Oyuna biraz daldıktan sonra, Gothic III ile birlikte gözle görünür yeniliklerin
geldiğini fark edeceksiniz. İlk iki bölümde büyük sorun yaratan kötü tasarlanmış
ve düzenlenmiş olan günlük sistemi yenilenmiş durumda. Artık aldığınız görevler
günlüğünüze daha anlaşılır ve düzenli bir şekilde yazılıyor. Eskiye göre görev
çeşitlerinde de gelişmeler var. Artık fazla mekanı ziyaret edip uzun yolculuklar
yapmanızı gerektiren görevlerden az sayıda alıyorsunuz. Uzun görevler yerlerini,
daha kısa sürede bitirilen ve yerel alanla sınırlı görevlere bırakmış durumda.

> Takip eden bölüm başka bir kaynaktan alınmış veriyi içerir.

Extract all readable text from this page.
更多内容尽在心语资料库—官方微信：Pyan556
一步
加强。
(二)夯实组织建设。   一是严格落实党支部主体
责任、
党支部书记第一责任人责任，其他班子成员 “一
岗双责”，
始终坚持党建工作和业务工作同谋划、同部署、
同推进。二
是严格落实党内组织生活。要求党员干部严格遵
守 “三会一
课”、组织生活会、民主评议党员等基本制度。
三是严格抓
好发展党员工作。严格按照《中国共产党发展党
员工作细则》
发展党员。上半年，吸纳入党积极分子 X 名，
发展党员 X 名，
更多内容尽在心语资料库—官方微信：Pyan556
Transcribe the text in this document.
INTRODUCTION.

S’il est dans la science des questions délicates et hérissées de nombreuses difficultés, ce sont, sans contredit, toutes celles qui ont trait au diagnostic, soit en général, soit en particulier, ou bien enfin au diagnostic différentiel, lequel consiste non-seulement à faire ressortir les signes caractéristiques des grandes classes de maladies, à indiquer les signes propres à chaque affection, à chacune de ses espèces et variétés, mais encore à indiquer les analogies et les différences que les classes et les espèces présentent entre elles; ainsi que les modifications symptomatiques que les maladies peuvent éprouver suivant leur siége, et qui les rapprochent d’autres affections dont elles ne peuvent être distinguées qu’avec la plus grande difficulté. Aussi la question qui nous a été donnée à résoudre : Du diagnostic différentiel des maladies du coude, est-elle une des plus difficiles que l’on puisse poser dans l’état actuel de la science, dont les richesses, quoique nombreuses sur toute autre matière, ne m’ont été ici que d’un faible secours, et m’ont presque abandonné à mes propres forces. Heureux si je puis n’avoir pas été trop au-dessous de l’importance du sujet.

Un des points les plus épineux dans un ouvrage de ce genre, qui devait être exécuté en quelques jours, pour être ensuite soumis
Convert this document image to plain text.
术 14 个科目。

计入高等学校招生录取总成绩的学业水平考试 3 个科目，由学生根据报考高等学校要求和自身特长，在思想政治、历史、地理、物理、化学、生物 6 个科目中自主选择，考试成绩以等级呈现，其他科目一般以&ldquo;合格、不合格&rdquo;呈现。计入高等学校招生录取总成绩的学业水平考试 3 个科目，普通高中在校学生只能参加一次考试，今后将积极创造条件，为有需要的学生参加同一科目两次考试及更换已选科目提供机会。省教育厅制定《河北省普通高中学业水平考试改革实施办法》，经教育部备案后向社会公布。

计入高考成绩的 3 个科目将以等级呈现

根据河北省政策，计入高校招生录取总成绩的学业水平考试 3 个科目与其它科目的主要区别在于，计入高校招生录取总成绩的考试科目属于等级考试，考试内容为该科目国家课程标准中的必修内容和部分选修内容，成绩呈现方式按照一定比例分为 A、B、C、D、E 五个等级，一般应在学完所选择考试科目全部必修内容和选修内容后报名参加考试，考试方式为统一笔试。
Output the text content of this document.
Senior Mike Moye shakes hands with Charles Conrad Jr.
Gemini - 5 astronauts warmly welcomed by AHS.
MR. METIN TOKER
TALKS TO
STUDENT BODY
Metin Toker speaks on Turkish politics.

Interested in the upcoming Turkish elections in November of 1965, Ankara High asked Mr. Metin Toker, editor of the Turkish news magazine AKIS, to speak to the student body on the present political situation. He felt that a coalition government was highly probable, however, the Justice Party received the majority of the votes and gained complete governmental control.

Görev konusunda oyunun biraz vasat ve yaratıcılıktan uzak olduğunu
söyleyebilirim. Olaylar belirli sayıda yaratığı öldürmekten ya da belirli bir
objeyi geri getirmekten öteye gidememekte. Neyse ki kısa süreli görevler sizi
oyundan çok fazla koparmadan sonuca ulaşmanızı sağlayarak hikaye örgüsünde
ilerlemenize yardımcı oluyor.
Kamp tarzındaki bölgelere ayrılmış olan alanların hepsi birer güçlü lider
tarafından yönetilmekte. Eğer kampta aldığınız görevlerin çoğunu yerine
getirerek kampta yaşayanların güvenini kazanırsanız, liderlerin dikkatini
çekiyor ve sonunda düşman kampı ortadan kaldır gibilerinden görevler
alıyorsunuz. Genel olarak konuşmak gerekirse, Gothic’in içinde bulunduğu dünya
oldukça büyük ve oyun ciddi anlamda uzun. Eğer nereye gittiğinize dikkat etmeden
ilerlerseniz, çok kolay bir şekilde kaybolabilirsiniz. Ayrıca insanların
yaşadığı yerlerden çok uzaklaşırsanız, yaratıklar ortaya çıkmaya ve onların
pusularıyla uğraşmaya başlıyorsunuz.